Adaptive and evolutionary aspects of call design in echolocating bats

Bat echolocation calls are often used as examples of ‘good design’ through evolution by natural selection. Theory developed from acoustics and sonar engineering permits a strong predictive basis for understanding echolocation performance. Call features such as frequency, bandwidth, duration, and pulse interval are all related to the ecological niche occupied by a given bat species.
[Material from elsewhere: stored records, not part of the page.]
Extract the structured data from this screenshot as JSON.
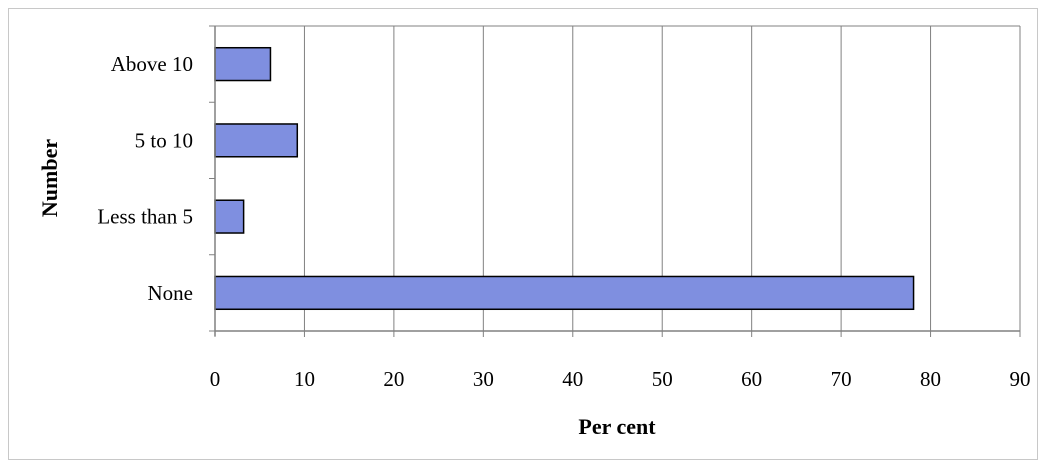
{
  "chart_data": {
    "type": "bar",
    "orientation": "horizontal",
    "categories": [
      "Above 10",
      "5 to 10",
      "Less than 5",
      "None"
    ],
    "values": [
      6.2,
      9.2,
      3.2,
      78.1
    ],
    "xlabel": "Per cent",
    "ylabel": "Number",
    "xlim": [
      0,
      90
    ],
    "xticks": [
      "0",
      "10",
      "20",
      "30",
      "40",
      "50",
      "60",
      "70",
      "80",
      "90"
    ],
    "grid": "vertical",
    "legend": "none",
    "bar_color": "#7f8fe0",
    "bar_edge_color": "#000000",
    "grid_color": "#808080"
  }
}
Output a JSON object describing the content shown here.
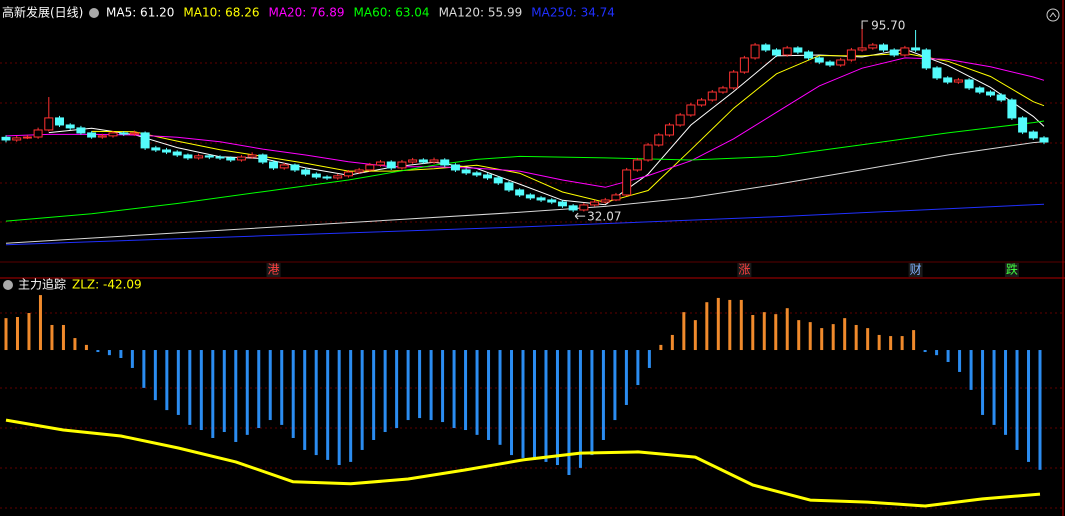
{
  "chart_data": [
    {
      "type": "candlestick",
      "title": "高新发展(日线)",
      "up_color": "#ff3232",
      "down_color": "#54fcfc",
      "ylim": [
        15.1,
        97.4
      ],
      "max_label": "95.70",
      "min_label": "32.07",
      "candles": [
        [
          57.5,
          58.2,
          55.8,
          56.6
        ],
        [
          56.6,
          58.0,
          56.0,
          57.3
        ],
        [
          57.3,
          58.3,
          56.9,
          57.6
        ],
        [
          57.6,
          60.8,
          57.0,
          60.0
        ],
        [
          60.0,
          71.2,
          59.5,
          64.1
        ],
        [
          64.1,
          64.8,
          61.0,
          61.7
        ],
        [
          61.7,
          62.3,
          60.0,
          60.7
        ],
        [
          60.7,
          61.4,
          58.4,
          59.0
        ],
        [
          59.0,
          59.6,
          57.0,
          57.6
        ],
        [
          57.6,
          58.7,
          57.0,
          58.0
        ],
        [
          58.0,
          59.7,
          57.4,
          59.0
        ],
        [
          59.0,
          59.6,
          58.0,
          58.6
        ],
        [
          58.6,
          59.8,
          58.0,
          59.0
        ],
        [
          59.0,
          59.5,
          53.2,
          53.9
        ],
        [
          53.9,
          54.6,
          52.5,
          53.2
        ],
        [
          53.2,
          53.9,
          51.8,
          52.5
        ],
        [
          52.5,
          53.1,
          50.8,
          51.5
        ],
        [
          51.5,
          52.0,
          49.8,
          50.5
        ],
        [
          50.5,
          51.9,
          49.9,
          51.2
        ],
        [
          51.2,
          51.8,
          50.1,
          50.8
        ],
        [
          50.8,
          51.4,
          49.8,
          50.5
        ],
        [
          50.5,
          51.0,
          49.1,
          49.8
        ],
        [
          49.8,
          51.5,
          49.2,
          50.8
        ],
        [
          50.8,
          52.4,
          50.2,
          51.5
        ],
        [
          51.5,
          52.0,
          48.4,
          49.1
        ],
        [
          49.1,
          49.7,
          46.4,
          47.1
        ],
        [
          47.1,
          48.8,
          46.5,
          48.1
        ],
        [
          48.1,
          48.6,
          45.7,
          46.4
        ],
        [
          46.4,
          47.0,
          44.3,
          45.0
        ],
        [
          45.0,
          45.6,
          43.3,
          44.0
        ],
        [
          44.0,
          44.6,
          43.0,
          43.7
        ],
        [
          43.7,
          45.1,
          43.1,
          44.4
        ],
        [
          44.4,
          46.4,
          43.8,
          45.7
        ],
        [
          45.7,
          47.1,
          45.1,
          46.4
        ],
        [
          46.4,
          48.8,
          45.8,
          48.1
        ],
        [
          48.1,
          49.8,
          47.5,
          49.1
        ],
        [
          49.1,
          49.7,
          46.4,
          47.1
        ],
        [
          47.1,
          49.8,
          46.5,
          49.1
        ],
        [
          49.1,
          50.5,
          48.5,
          49.8
        ],
        [
          49.8,
          50.4,
          48.4,
          49.1
        ],
        [
          49.1,
          50.6,
          48.5,
          49.8
        ],
        [
          49.8,
          50.4,
          47.4,
          48.1
        ],
        [
          48.1,
          48.7,
          45.7,
          46.4
        ],
        [
          46.4,
          47.0,
          44.7,
          45.4
        ],
        [
          45.4,
          46.0,
          44.0,
          44.7
        ],
        [
          44.7,
          45.3,
          43.0,
          43.7
        ],
        [
          43.7,
          44.3,
          41.3,
          42.0
        ],
        [
          42.0,
          42.6,
          38.9,
          39.6
        ],
        [
          39.6,
          40.2,
          37.2,
          37.9
        ],
        [
          37.9,
          38.5,
          36.2,
          36.9
        ],
        [
          36.9,
          37.5,
          35.5,
          36.2
        ],
        [
          36.2,
          36.8,
          34.8,
          35.5
        ],
        [
          35.5,
          36.1,
          33.5,
          34.2
        ],
        [
          34.2,
          34.8,
          32.07,
          32.8
        ],
        [
          32.8,
          35.2,
          32.3,
          34.5
        ],
        [
          34.5,
          36.2,
          34.0,
          35.5
        ],
        [
          35.5,
          36.9,
          35.0,
          36.2
        ],
        [
          36.2,
          38.6,
          35.8,
          37.9
        ],
        [
          37.9,
          47.1,
          37.5,
          46.4
        ],
        [
          46.4,
          50.5,
          45.8,
          49.8
        ],
        [
          49.8,
          55.6,
          49.2,
          54.9
        ],
        [
          54.9,
          59.0,
          54.3,
          58.3
        ],
        [
          58.3,
          62.4,
          57.7,
          61.7
        ],
        [
          61.7,
          65.8,
          61.1,
          65.1
        ],
        [
          65.1,
          69.2,
          64.5,
          68.5
        ],
        [
          68.5,
          70.9,
          67.9,
          70.2
        ],
        [
          70.2,
          73.6,
          69.6,
          72.9
        ],
        [
          72.9,
          75.0,
          72.3,
          74.3
        ],
        [
          74.3,
          80.4,
          73.7,
          79.7
        ],
        [
          79.7,
          85.2,
          79.1,
          84.5
        ],
        [
          84.5,
          89.6,
          83.9,
          88.9
        ],
        [
          88.9,
          89.5,
          86.5,
          87.2
        ],
        [
          87.2,
          87.8,
          84.8,
          85.5
        ],
        [
          85.5,
          88.6,
          84.9,
          87.9
        ],
        [
          87.9,
          88.5,
          85.8,
          86.5
        ],
        [
          86.5,
          87.1,
          83.8,
          84.5
        ],
        [
          84.5,
          85.1,
          82.4,
          83.1
        ],
        [
          83.1,
          83.7,
          81.4,
          82.1
        ],
        [
          82.1,
          84.5,
          81.5,
          83.8
        ],
        [
          83.8,
          87.9,
          83.2,
          87.2
        ],
        [
          87.2,
          95.7,
          86.6,
          87.9
        ],
        [
          87.9,
          89.6,
          87.3,
          88.9
        ],
        [
          88.9,
          89.5,
          86.5,
          87.2
        ],
        [
          87.2,
          87.8,
          84.8,
          85.5
        ],
        [
          85.5,
          88.6,
          84.9,
          87.9
        ],
        [
          87.9,
          94.0,
          86.5,
          87.2
        ],
        [
          87.2,
          87.8,
          80.4,
          81.1
        ],
        [
          81.1,
          81.7,
          77.0,
          77.7
        ],
        [
          77.7,
          78.3,
          75.6,
          76.3
        ],
        [
          76.3,
          77.7,
          75.7,
          77.0
        ],
        [
          77.0,
          77.6,
          73.6,
          74.3
        ],
        [
          74.3,
          74.9,
          72.2,
          72.9
        ],
        [
          72.9,
          73.5,
          71.2,
          71.9
        ],
        [
          71.9,
          72.5,
          69.5,
          70.2
        ],
        [
          70.2,
          70.8,
          63.4,
          64.1
        ],
        [
          64.1,
          64.7,
          58.6,
          59.3
        ],
        [
          59.3,
          59.9,
          56.6,
          57.3
        ],
        [
          57.3,
          57.9,
          55.2,
          55.9
        ]
      ],
      "event_labels": [
        null,
        null,
        null,
        null,
        null,
        null,
        null,
        null,
        null,
        null,
        null,
        null,
        null,
        null,
        null,
        null,
        null,
        null,
        null,
        null,
        null,
        null,
        null,
        null,
        null,
        {
          "label": "港",
          "color": "#ff4040"
        },
        null,
        null,
        null,
        null,
        null,
        null,
        null,
        null,
        null,
        null,
        null,
        null,
        null,
        null,
        null,
        null,
        null,
        null,
        null,
        null,
        null,
        null,
        null,
        null,
        null,
        null,
        null,
        null,
        null,
        null,
        null,
        null,
        null,
        null,
        null,
        null,
        null,
        null,
        null,
        null,
        null,
        null,
        null,
        {
          "label": "涨",
          "color": "#ff4040"
        },
        null,
        null,
        null,
        null,
        null,
        null,
        null,
        null,
        null,
        null,
        null,
        null,
        null,
        null,
        null,
        {
          "label": "财",
          "color": "#80b0ff"
        },
        null,
        null,
        null,
        null,
        null,
        null,
        null,
        null,
        {
          "label": "跌",
          "color": "#40ff40"
        },
        null,
        null,
        null
      ],
      "series": [
        {
          "name": "MA5: 61.20",
          "color": "#ffffff",
          "x": [
            4,
            8,
            12,
            16,
            20,
            24,
            28,
            32,
            36,
            40,
            44,
            48,
            52,
            56,
            60,
            64,
            68,
            72,
            76,
            80,
            84,
            88,
            92,
            96,
            97
          ],
          "values": [
            59.1,
            60.6,
            58.4,
            54.0,
            50.9,
            50.3,
            47.1,
            44.6,
            47.3,
            49.0,
            46.9,
            41.6,
            36.1,
            34.6,
            45.0,
            61.7,
            73.1,
            85.2,
            85.5,
            84.8,
            87.5,
            82.0,
            74.5,
            64.6,
            61.2
          ]
        },
        {
          "name": "MA10: 68.26",
          "color": "#ffff00",
          "x": [
            8,
            12,
            16,
            20,
            24,
            28,
            32,
            36,
            40,
            44,
            48,
            52,
            56,
            60,
            64,
            68,
            72,
            76,
            80,
            84,
            88,
            92,
            96,
            97
          ],
          "values": [
            59.5,
            59.4,
            56.2,
            53.3,
            51.0,
            48.7,
            46.0,
            46.0,
            46.8,
            48.0,
            45.3,
            38.9,
            35.4,
            39.4,
            53.3,
            67.4,
            79.1,
            85.3,
            85.2,
            86.1,
            83.4,
            78.2,
            69.6,
            68.26
          ]
        },
        {
          "name": "MA20: 76.89",
          "color": "#ff00ff",
          "x": [
            0,
            4,
            8,
            12,
            16,
            20,
            24,
            28,
            32,
            36,
            40,
            44,
            48,
            52,
            56,
            60,
            64,
            68,
            72,
            76,
            80,
            84,
            88,
            92,
            96,
            97
          ],
          "values": [
            58,
            58.5,
            58.5,
            58.3,
            57.5,
            56,
            53.5,
            51.5,
            49.2,
            47.5,
            47.5,
            47,
            46,
            43,
            40.5,
            44.5,
            49.5,
            57,
            66,
            75,
            81,
            84.5,
            84,
            81.5,
            78,
            76.89
          ]
        },
        {
          "name": "MA60: 63.04",
          "color": "#00ff00",
          "x": [
            0,
            8,
            16,
            24,
            32,
            40,
            44,
            48,
            56,
            64,
            72,
            80,
            88,
            96,
            97
          ],
          "values": [
            29,
            31.5,
            35,
            39,
            43,
            48,
            50,
            51,
            50.5,
            49.8,
            51,
            55,
            59,
            62.5,
            63.04
          ]
        },
        {
          "name": "MA120: 55.99",
          "color": "#d8d8d8",
          "x": [
            0,
            16,
            32,
            48,
            56,
            64,
            72,
            80,
            88,
            96,
            97
          ],
          "values": [
            21.5,
            25,
            28.5,
            32,
            34,
            37,
            41.5,
            46.5,
            51.5,
            55.7,
            55.99
          ]
        },
        {
          "name": "MA250: 34.74",
          "color": "#2030ff",
          "x": [
            0,
            24,
            48,
            72,
            97
          ],
          "values": [
            21,
            24,
            27,
            30.5,
            34.74
          ]
        }
      ]
    },
    {
      "type": "bar",
      "title": "主力追踪",
      "ylim": [
        -58.3,
        25.3
      ],
      "series": [
        {
          "type": "bar",
          "name": "ZLZ: -42.09",
          "color": "#ffff00",
          "positive_color": "#f08a2c",
          "negative_color": "#2b8cf0",
          "values": [
            11.2,
            11.6,
            13.0,
            19.3,
            8.8,
            8.8,
            4.2,
            1.8,
            -0.7,
            -1.8,
            -2.8,
            -6.3,
            -13.3,
            -17.6,
            -21.1,
            -22.8,
            -26.3,
            -28.1,
            -30.9,
            -28.8,
            -32.3,
            -29.8,
            -27.4,
            -24.6,
            -26.3,
            -30.9,
            -35.1,
            -36.9,
            -38.6,
            -40.4,
            -39.3,
            -35.1,
            -31.6,
            -28.8,
            -27.4,
            -24.6,
            -23.9,
            -24.6,
            -25.3,
            -27.4,
            -28.1,
            -29.8,
            -31.6,
            -33.3,
            -36.9,
            -37.9,
            -38.6,
            -39.3,
            -40.4,
            -43.9,
            -41.4,
            -36.9,
            -31.6,
            -24.6,
            -19.3,
            -12.3,
            -6.3,
            1.8,
            5.3,
            13.3,
            10.5,
            16.8,
            18.3,
            17.6,
            17.6,
            12.3,
            13.3,
            12.6,
            14.7,
            10.5,
            9.8,
            7.7,
            9.1,
            11.2,
            8.8,
            7.7,
            5.3,
            4.9,
            4.9,
            7.0,
            -0.7,
            -1.8,
            -4.2,
            -7.7,
            -14.0,
            -22.8,
            -26.3,
            -29.8,
            -35.1,
            -39.3,
            -42.09
          ]
        },
        {
          "type": "line",
          "color": "#ffff00",
          "x": [
            0,
            5,
            10,
            15,
            20,
            25,
            30,
            35,
            40,
            45,
            50,
            55,
            60,
            65,
            70,
            75,
            80,
            85,
            90
          ],
          "values": [
            -24.6,
            -28.1,
            -30.2,
            -34.4,
            -39.3,
            -46.3,
            -47.0,
            -45.3,
            -42.1,
            -38.6,
            -36.2,
            -35.8,
            -37.6,
            -47.4,
            -52.7,
            -53.4,
            -54.8,
            -52.3,
            -50.6
          ]
        }
      ]
    }
  ]
}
Call design can even be changed to a limited extent within species and even within individuals according to ecological challenges such as proximity to clutter. Recent technological breakthroughs have permitted advances in understanding adaptive aspects of call design in free-living bats. Stereo videogrammetry and acoustic flight path tracking have been used to reconstruct the flight paths of echolocating bats in the wild. These methods have permitted new insights into the call intensities used by echolocating bats, showing that echolocation calls can be among the most intense airborne vocalizations produced by animals. Acoustic tracking has clarified how bats vary the shape, or curvature of calls in relation to flight speed. During flight, ranging accuracy is perturbed first because bats call and receive echoes at different positions and second because echoes are modified by Doppler shifts. Certain call designs avoid both sources of ranging error, but only for a limited range of distances [the ‘distance of focus’]. Bats using broadband echolocation calls adjust call design in a range-dependent manner so that nearby obstacles are localised accurately. Finally, recent phylogenetic analyses based on genetic sequence data have shown that particular types of echolocation signals have evolved independently in several lineages of bats. Call design is often influenced more by perceptual challenges imposed by the environment than by phylogenetic constraints, and echolocation calls can serve as excellent examples of convergent evolution. Now that whole genome sequences of bats are imminent, understanding the functional genomics of echolocation will become a major challenge.